本譜は飛車切りから決めに行くか、△2九飛成と桂を取って安全に迫るかなどいろいろありそうな所だが、△5九銀▲3九玉に△6八銀成と駒を取りに行った。もちろんそれでも決して悪い訳ではなく形勢は変わっていないのだが、▲6六歩が功を奏し、人間同士ではちょっと怪しくなったと思えるのが第2問である。

(問795-2解答)「玉頭戦の戦い方」
△2三銀と受けるのは普通だが受けただけの手で、▲5二角成がまた詰めろになり形勢も混沌。実戦△2四金と相手の金に当てて打ったのが力強い受け方で、怖い手だがこれでAIは後手勝勢。
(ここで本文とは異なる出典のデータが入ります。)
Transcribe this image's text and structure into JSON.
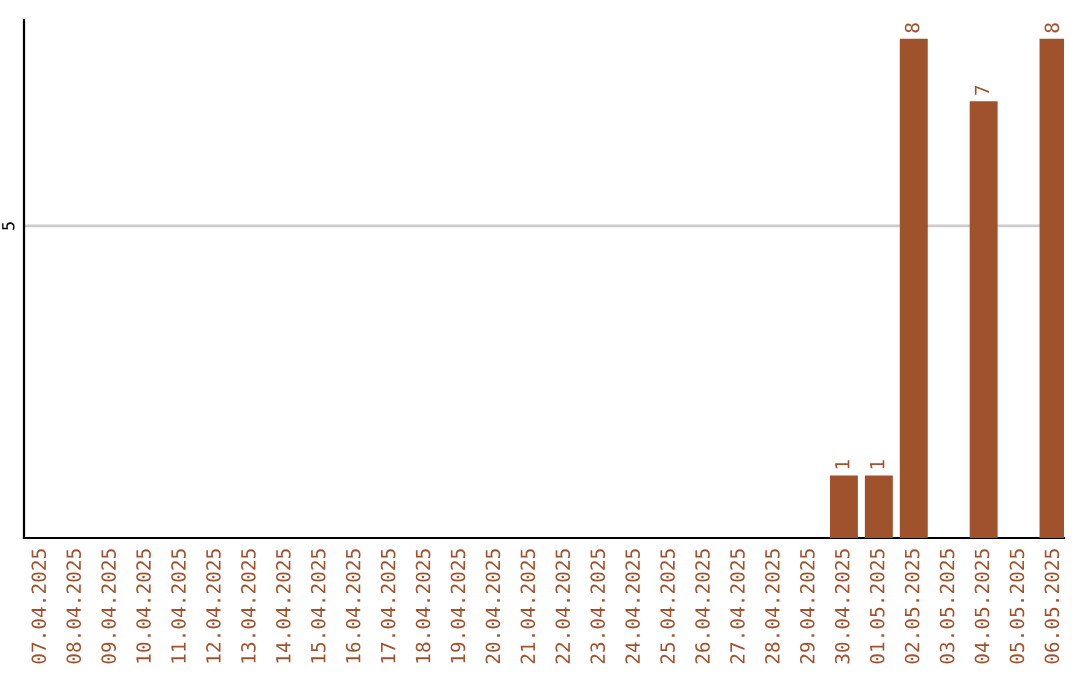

ただ、見ている時は、ひと目▲4四銀△同歩▲2四金△同玉▲2五金の筋が見えるだけに大丈夫なのかと思う受け方。実戦、先手の指し手は▲2六金で、AIも90%以上の後手勝勢と評価していたので▲4四銀からの攻めもダメなのだろうと思っていたが、感想戦ではその手順に言及。しかも結構難解で、そう指していればまだ勝敗は分からなかったかもしれない。但し、常に先手玉には難解な詰みが生じており、正確に指せば後手勝ちとのことのようだ。

本譜は、先手も玉頭を厚くして後手玉に詰めろをかけることは出来たが、最後は大駒の威力で先手玉を即詰みに討ち取り、後手松尾八段の勝利となった。